A novel masking method for high aspect ratio penetrating microelectrode arrays

Abstract

Neural interfaces connect signal processing electronics to the nervous system via implanted microelectrode arrays such as the Utah electrode array (UEA). The penetrating electrodes of the UEA are encapsulated with parylene-C. In order to form active electrode sites, parylene-C must be removed from the electrode tips. Masking the electrodes to selectively de-insulate the tips has been accomplished by poking the electrode through aluminum foil. This mechanical poking process lacks precise control over the length of exposed tips. The non-uniformity in tip exposure can change the electrode impedance across the array, which causes variability in recording and stimulating characteristics. This paper focuses on the development of a fabrication technology to produce uniformly exposed tip lengths, over a range of 30–350 µm. A novel batch-oriented and wafer-scale method to de-insulate the electrode tips of the UEA is presented which uses a photoresist to mask the samples and an oxygen plasma to etch parylene-C. The tip exposure is controlled by varying the spin speed during photoresist coating of the electrode array.
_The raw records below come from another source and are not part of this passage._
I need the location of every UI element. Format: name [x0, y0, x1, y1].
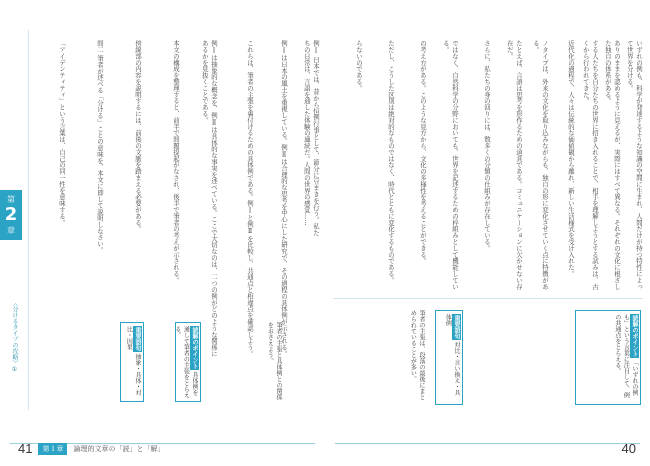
reading-point-right-heading: 読解のポイント — [631, 315, 638, 357]
reading-point-box-right — [575, 310, 641, 405]
chapter-tab-label: 〈分けるタイプの攻略〉① — [11, 300, 18, 373]
body-column-11: らないのである。 — [355, 40, 363, 92]
keyword-box-text: 抽象・具体・対比・因果 — [125, 326, 141, 396]
keyword-box-heading: 重要語句 — [134, 327, 141, 351]
body-column-7: さらに、私たちの身の回りには、数多くの分類の仕組みが存在している。 — [483, 40, 491, 252]
footer-right — [622, 441, 636, 456]
body-column-4: 例Ⅰは抽象的な概念を、例Ⅱは具体的な事実を述べている。ここで大切なのは、二つの例がどのような関係にあるかを見抜くことである。 — [200, 40, 218, 357]
body-column-6: 傍線部の内容を説明するには、前後の文脈を踏まえる必要がある。 — [134, 40, 142, 232]
body-column-4: 近代化の過程で、人々は伝統的な価値観から離れ、新しい生活様式を受け入れた。 — [567, 40, 575, 277]
chapter-tab — [0, 190, 22, 240]
column-divider — [28, 30, 29, 410]
right-page — [325, 0, 650, 466]
reading-point-box — [175, 322, 201, 402]
body-column-2: ありのままを認めるように見えるが、実際にはすべて異なる。それぞれの文化に根ざした独自の体系がある。 — [603, 40, 621, 290]
keyword-box-right-text: 対比・言い換え・具体例 — [444, 314, 460, 396]
page-number-left: 41 — [18, 441, 33, 456]
body-column-3: これらは、筆者の主張を裏付けるための具体例である。例Ⅰと例Ⅱを比較し、共通点と相違点を確認しよう。 — [246, 40, 254, 357]
page-number-right: 40 — [621, 441, 636, 456]
body-column-5: 本文の構成を整理すると、前半で問題提起がなされ、後半で筆者の考えが示される。 — [172, 40, 180, 284]
body-column-1: 例Ⅰ 日本では、昔から恒例行事として、節分に豆まきを行う。私たちの日常は、言語を通した体験の連続だ。人間の世界の感覚…… — [302, 40, 320, 236]
reading-point-heading: 読解のポイント — [191, 327, 198, 369]
body-column-2: 例Ⅰは日本の風土を重視している。例Ⅱは合理的な思考を中心にした研究で、その過程の具体例が示される。 — [280, 40, 288, 357]
keyword-box-right-heading: 重要語句 — [453, 315, 460, 339]
body-column-8: ではなく、自然科学の分野においても、世界を記述するための枠組みとして機能している。 — [441, 40, 459, 290]
body-column-9: の考え方がある。このような見方から、文化の多様性を考えることができる。 — [419, 40, 427, 264]
keyword-box — [120, 322, 144, 402]
body-column-8: 「アイデンティティ」という言葉は、自己の同一性を意味する。 — [58, 40, 66, 226]
chapter-tab-top: 第 — [7, 195, 15, 204]
reading-point-right-text: 「いずれの例も」という言葉に注目して、例の共通点をとらえる。 — [613, 314, 638, 398]
chapter-tab-sub: 章 — [7, 226, 15, 235]
section-divider — [333, 298, 643, 299]
body-column-1: いずれの例も、科学が発達するような知識の空間に生まれ、人間だけが持つ特性によって世界を分ける。 — [625, 40, 643, 290]
margin-note-right: 筆者の主張は、段落の最後にまとめられていることが多い。 — [409, 310, 425, 400]
body-column-10: ただし、こうした区別は絶対的なものではなく、時代とともに変化するものである。 — [387, 40, 395, 284]
footer-rule-right — [335, 443, 640, 444]
body-column-5: ノタイプは、外来の文化を取り込みながらも、独自の形に変化させていく点に特徴がある。 — [531, 40, 549, 290]
margin-note: 筆者の主張と具体例との関係をおさえよう。 — [266, 322, 282, 400]
reading-point-text: 具体例を通して筆者の主張をとらえる。 — [173, 326, 198, 398]
body-column-3: する人たちを自分たちの世界に招き入れることで、相手を理解しようとする試みは、古くから行われてきた。 — [581, 40, 599, 290]
chapter-chip: 第１章 — [38, 443, 67, 455]
chapter-tab-number: 2 — [4, 204, 18, 225]
body-column-7: 問二 筆者が述べる「分ける」ことの意味を、本文に即して説明しなさい。 — [96, 40, 104, 254]
keyword-box-right — [435, 310, 463, 405]
footer-left — [18, 441, 164, 456]
chapter-title: 論理的文章の「読」と「解」 — [73, 444, 165, 453]
body-column-6: たとえば、言語は思考を形作るための道具である。コミュニケーションに欠かせない存在だ。 — [505, 40, 523, 290]
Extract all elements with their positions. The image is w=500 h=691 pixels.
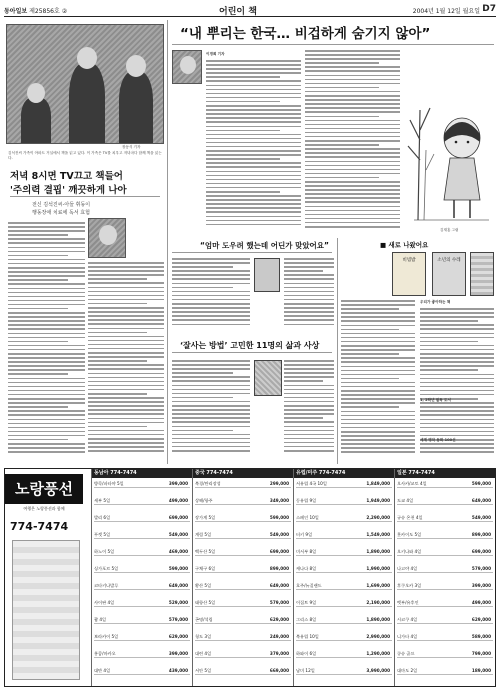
- ad-row-price: 699,000: [269, 549, 289, 554]
- ad-row: [296, 582, 392, 590]
- ad-row: [195, 616, 291, 624]
- ad-row-name: 호주/뉴질랜드: [296, 583, 322, 588]
- ad-row: [296, 616, 392, 624]
- ad-row-name: 계림 5일: [195, 532, 212, 537]
- ad-row-price: 189,000: [471, 668, 491, 673]
- ad-row-name: 오키나와 4일: [397, 549, 422, 554]
- ad-row: [195, 497, 291, 505]
- ad-row-name: 곤명/석림: [195, 617, 213, 622]
- ad-row-name: 홋카이도 5일: [397, 532, 422, 537]
- ad-row-price: 579,000: [269, 600, 289, 605]
- ad-row-name: 시코쿠 4일: [397, 617, 418, 622]
- ad-row-name: 싱가포르 5일: [94, 566, 119, 571]
- ad-row: [195, 480, 291, 488]
- ad-row-price: 3,990,000: [366, 668, 390, 673]
- ad-row-price: 399,000: [168, 481, 188, 486]
- ad-row: [94, 480, 190, 488]
- ad-row: [296, 667, 392, 675]
- person-head: [126, 55, 146, 77]
- ad-row: [195, 599, 291, 607]
- ad-row-price: 649,000: [471, 498, 491, 503]
- ad-row: [296, 548, 392, 556]
- book-cover-2: [432, 252, 466, 296]
- ad-row: [296, 599, 392, 607]
- main-headline: “내 뿌리는 한국… 비겁하게 숨기지 않아”: [180, 26, 431, 42]
- person-head: [99, 225, 117, 245]
- ad-row-name: 하노이 5일: [94, 549, 115, 554]
- ad-row: [94, 531, 190, 539]
- person-figure: [69, 63, 105, 143]
- ad-row-price: 2,290,000: [366, 515, 390, 520]
- ad-row-name: 세부 5일: [94, 498, 111, 503]
- mid-rule: [172, 352, 332, 353]
- family-photo: [6, 24, 164, 144]
- box-body-col-1: [172, 258, 250, 330]
- book-title-2: 소년의 수레: [437, 258, 461, 263]
- author-photo: [172, 50, 202, 84]
- ad-row-name: 동유럽 9일: [296, 498, 317, 503]
- headline-rule: [172, 44, 494, 45]
- ad-row: [94, 616, 190, 624]
- person-head: [180, 56, 196, 74]
- book-title-1: 비빔밥: [402, 258, 416, 263]
- ad-row: [94, 582, 190, 590]
- person-head: [77, 47, 97, 69]
- photo-caption: 김석진씨 가족이 아파트 거실에서 책을 읽고 있다. 이 가족은 TV를 치우고 저녁마다 함께 책을 읽는다.: [8, 151, 162, 160]
- column-divider: [167, 20, 168, 464]
- ad-row-price: 349,000: [269, 498, 289, 503]
- ad-row-name: 청도 3일: [195, 634, 212, 639]
- left-subhead-1: 전신 김석진씨-아들 휘동이: [32, 202, 91, 208]
- girl-illustration: [404, 50, 494, 230]
- ad-row-name: 괌 4일: [94, 617, 107, 622]
- ad-row-name: 대마도 2일: [397, 668, 418, 673]
- ad-column: [394, 469, 495, 686]
- ad-row-price: 599,000: [471, 481, 491, 486]
- ad-row: [195, 633, 291, 641]
- ad-row: [195, 514, 291, 522]
- ad-row: [195, 650, 291, 658]
- ad-row-price: 599,000: [269, 515, 289, 520]
- ad-row-price: 899,000: [471, 532, 491, 537]
- box-headline: “엄마 도우려 했는데 어딘가 맞았어요”: [200, 241, 329, 250]
- ad-column: [192, 469, 293, 686]
- ad-row-price: 549,000: [168, 532, 188, 537]
- ad-row: [94, 650, 190, 658]
- ad-row-price: 439,000: [168, 668, 188, 673]
- ad-logo: 노랑풍선: [5, 474, 83, 504]
- ad-row-price: 579,000: [168, 617, 188, 622]
- paper-name: 동아일보 제25856호 ②: [4, 8, 68, 15]
- ad-row-price: 379,000: [269, 651, 289, 656]
- left-headline-1: 저녁 8시면 TV끄고 책들어: [10, 171, 123, 182]
- ad-row-price: 399,000: [471, 583, 491, 588]
- ad-row-price: 1,990,000: [366, 566, 390, 571]
- section-title: 어린이 책: [219, 7, 257, 17]
- ad-phone: 774-7474: [10, 520, 69, 533]
- ad-row-price: 399,000: [168, 651, 188, 656]
- sidebar-col-1: [341, 300, 415, 460]
- mid-body-col-2: [284, 360, 334, 460]
- boy-photo: [88, 218, 126, 258]
- ad-row-price: 299,000: [269, 481, 289, 486]
- ad-row-name: 북유럽 10일: [296, 634, 319, 639]
- writer-label: 이경희 기자: [206, 52, 225, 56]
- girl-drawing: [404, 50, 494, 230]
- ad-row: [195, 667, 291, 675]
- ad-logo-sub: 여행은 노랑풍선과 함께: [23, 506, 65, 511]
- ad-row: [94, 497, 190, 505]
- ad-column-title: 중국 774-7474: [193, 469, 293, 478]
- ad-row: [397, 667, 493, 675]
- ad-row-price: 669,000: [269, 668, 289, 673]
- photo-credit: 장동식 기자: [122, 145, 141, 149]
- column-divider: [337, 238, 338, 464]
- ad-row-price: 2,990,000: [366, 634, 390, 639]
- ad-row: [296, 480, 392, 488]
- left-body-text-2: [88, 262, 164, 460]
- ad-row-name: 미서부 8일: [296, 549, 317, 554]
- ad-row: [94, 599, 190, 607]
- ad-row-price: 699,000: [168, 515, 188, 520]
- ad-row: [296, 531, 392, 539]
- ad-row-name: 스페인 10일: [296, 515, 319, 520]
- ad-row-name: 구채구 6일: [195, 566, 216, 571]
- ad-row-price: 1,890,000: [366, 617, 390, 622]
- ad-row-price: 1,849,000: [366, 481, 390, 486]
- ad-row-price: 579,000: [471, 566, 491, 571]
- book-cover-mid: [254, 360, 282, 396]
- ad-row-price: 629,000: [471, 617, 491, 622]
- ad-row: [397, 514, 493, 522]
- ad-row-price: 1,949,000: [366, 498, 390, 503]
- ad-row-price: 649,000: [269, 583, 289, 588]
- ad-row-name: 보라카이 5일: [94, 634, 119, 639]
- left-body-text: [8, 222, 85, 460]
- ad-row: [296, 633, 392, 641]
- ad-row-price: 529,000: [168, 600, 188, 605]
- ad-row-price: 589,000: [471, 634, 491, 639]
- ad-row-price: 1,890,000: [366, 549, 390, 554]
- ad-row: [94, 565, 190, 573]
- ad-row-name: 이집트 9일: [296, 600, 317, 605]
- ad-row: [94, 548, 190, 556]
- ad-row-name: 백두산 5일: [195, 549, 216, 554]
- ad-row-name: 니가타 4일: [397, 634, 418, 639]
- ad-row-name: 서유럽 4국 10일: [296, 481, 327, 486]
- ad-row-name: 도쿄 4일: [397, 498, 414, 503]
- ad-row: [397, 548, 493, 556]
- book-cover-1: [392, 252, 426, 296]
- ad-row: [296, 497, 392, 505]
- headline-rule: [10, 196, 160, 197]
- sidebar-item-3: 세계 명작 동화 100선: [420, 438, 456, 442]
- person-head: [27, 83, 45, 103]
- issue-date: 2004년 1월 12일 월요일: [412, 8, 480, 15]
- ad-row-price: 699,000: [471, 549, 491, 554]
- book-cover-box: [254, 258, 280, 292]
- ad-row-price: 1,549,000: [366, 532, 390, 537]
- sidebar-item-1: 우리가 좋아하는 책: [420, 300, 451, 304]
- ad-row: [397, 650, 493, 658]
- ad-row: [397, 582, 493, 590]
- page-number: D7: [482, 4, 496, 14]
- mid-body-col-1: [172, 360, 250, 460]
- ad-row-price: 2,190,000: [366, 600, 390, 605]
- mid-headline: ‘잘사는 방법’ 고민한 11명의 삶과 사상: [180, 341, 320, 350]
- ad-row-price: 599,000: [168, 566, 188, 571]
- ad-row-price: 549,000: [269, 532, 289, 537]
- ad-row-name: 장가계 5일: [195, 515, 216, 520]
- person-figure: [119, 71, 153, 143]
- sidebar-item-2: 1, 2학년 필독 도서: [420, 398, 451, 402]
- ad-row-price: 469,000: [168, 549, 188, 554]
- ad-row: [397, 599, 493, 607]
- sidebar-title: ■ 새로 나왔어요: [380, 241, 429, 249]
- ad-row-price: 249,000: [269, 634, 289, 639]
- box-rule: [172, 252, 332, 253]
- ad-row-name: 대만 4일: [94, 668, 111, 673]
- ad-row: [296, 650, 392, 658]
- ad-row: [195, 565, 291, 573]
- ad-row-price: 629,000: [168, 634, 188, 639]
- ad-row-name: 발리 6일: [94, 515, 111, 520]
- ad-row-name: 태항산 5일: [195, 600, 216, 605]
- ad-row-price: 1,699,000: [366, 583, 390, 588]
- ad-row-price: 499,000: [168, 498, 188, 503]
- ad-column-title: 일본 774-7474: [395, 469, 495, 478]
- ad-column: [293, 469, 394, 686]
- ad-row: [94, 633, 190, 641]
- ad-row-name: 방콕/파타야 5일: [94, 481, 124, 486]
- box-body-col-2: [284, 258, 334, 330]
- left-headline-2: '주의력 결핍' 깨끗하게 나아: [10, 185, 127, 196]
- ad-row-name: 그리스 8일: [296, 617, 317, 622]
- ad-row: [397, 616, 493, 624]
- person-figure: [21, 97, 51, 143]
- left-subhead-2: 행동장애 치료에 독서 효험: [32, 210, 90, 216]
- ad-row: [94, 514, 190, 522]
- ad-row-name: 북경/만리장성: [195, 481, 221, 486]
- ad-row-name: 하와이 6일: [296, 651, 317, 656]
- ad-row-price: 629,000: [269, 617, 289, 622]
- ad-row-name: 큐슈 골프: [397, 651, 415, 656]
- ad-row-name: 터키 9일: [296, 532, 313, 537]
- ad-row: [296, 514, 392, 522]
- ad-row: [397, 565, 493, 573]
- ad-row-name: 코타키나발루: [94, 583, 119, 588]
- main-body-col-1: [206, 60, 301, 232]
- ad-row-name: 서안 5일: [195, 668, 212, 673]
- ad-row-name: 푸켓 5일: [94, 532, 111, 537]
- ad-row: [195, 531, 291, 539]
- ad-column-title: 유럽/미주 774-7474: [294, 469, 394, 478]
- ad-row-name: 오사카/교토 4일: [397, 481, 427, 486]
- ad-row-price: 649,000: [168, 583, 188, 588]
- ad-row: [397, 480, 493, 488]
- ad-row-name: 벳부/유후인: [397, 600, 419, 605]
- ad-graphic: [12, 540, 80, 680]
- ad-row-name: 남미 12일: [296, 668, 315, 673]
- ad-row: [397, 531, 493, 539]
- ad-row: [195, 582, 291, 590]
- ad-row-name: 상해/항주: [195, 498, 213, 503]
- ad-column: [91, 469, 192, 686]
- ad-row: [296, 565, 392, 573]
- ad-row: [397, 497, 493, 505]
- ad-row-price: 1,290,000: [366, 651, 390, 656]
- ad-column-title: 동남아 774-7474: [92, 469, 192, 478]
- ad-row-price: 899,000: [269, 566, 289, 571]
- ad-row-name: 후쿠오카 3일: [397, 583, 422, 588]
- ad-row-name: 규슈 온천 4일: [397, 515, 423, 520]
- main-body-col-2: [305, 50, 400, 232]
- ad-row-name: 황산 5일: [195, 583, 212, 588]
- ad-row-name: 캐나다 8일: [296, 566, 317, 571]
- ad-row-name: 홍콩/마카오: [94, 651, 116, 656]
- ad-row-price: 499,000: [471, 600, 491, 605]
- ad-row: [397, 633, 493, 641]
- ad-row-name: 사이판 4일: [94, 600, 115, 605]
- ad-row-price: 549,000: [471, 515, 491, 520]
- book-cover-3: [470, 252, 494, 296]
- ad-row-name: 대련 4일: [195, 651, 212, 656]
- masthead: [4, 4, 496, 17]
- illustration-caption: 김재홍 그림: [440, 228, 459, 232]
- ad-row: [94, 667, 190, 675]
- ad-row-price: 799,000: [471, 651, 491, 656]
- ad-row: [195, 548, 291, 556]
- ad-row-name: 나고야 4일: [397, 566, 418, 571]
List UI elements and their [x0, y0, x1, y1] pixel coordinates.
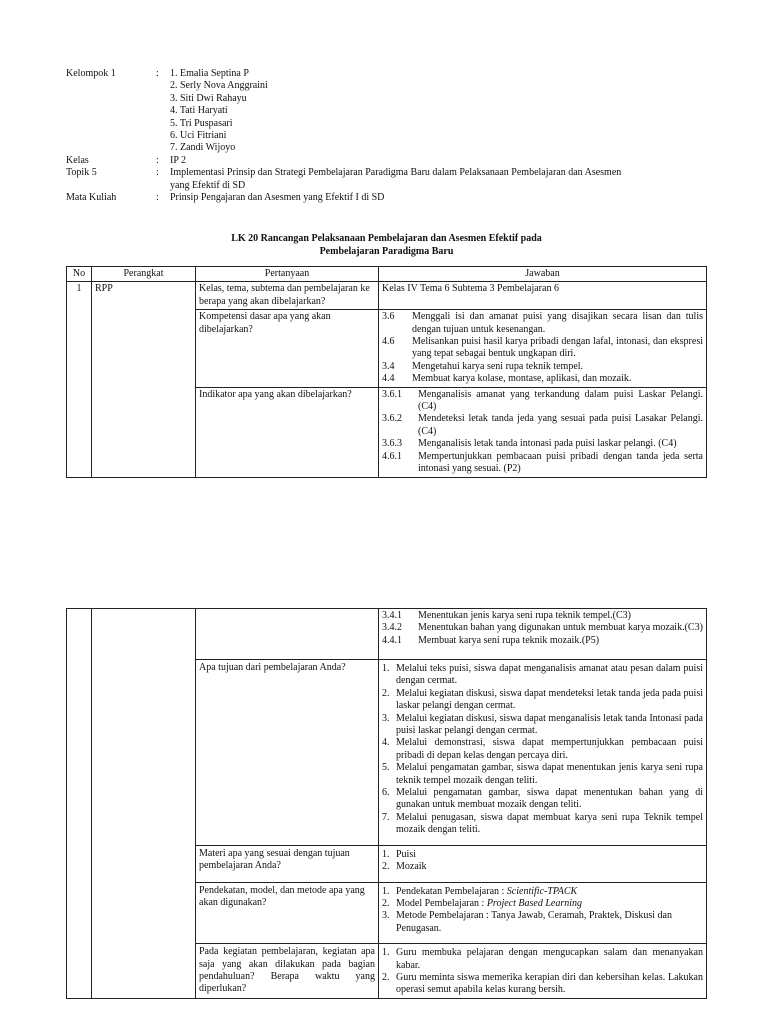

At 100 rpm, the non-uniformity of the batch-processed arrays was 14.74 ± 7.49% while in the case of a wafer-scale process it was 3.0 ± 0.2% for 10 × 10 electrodes; this indicates that the wafer-scale process leads to better uniformity in tip exposure. A set of photoresist-based process parameters were also tested to ensure that the electrical and mechanical properties of parylene-C were not compromised by the process.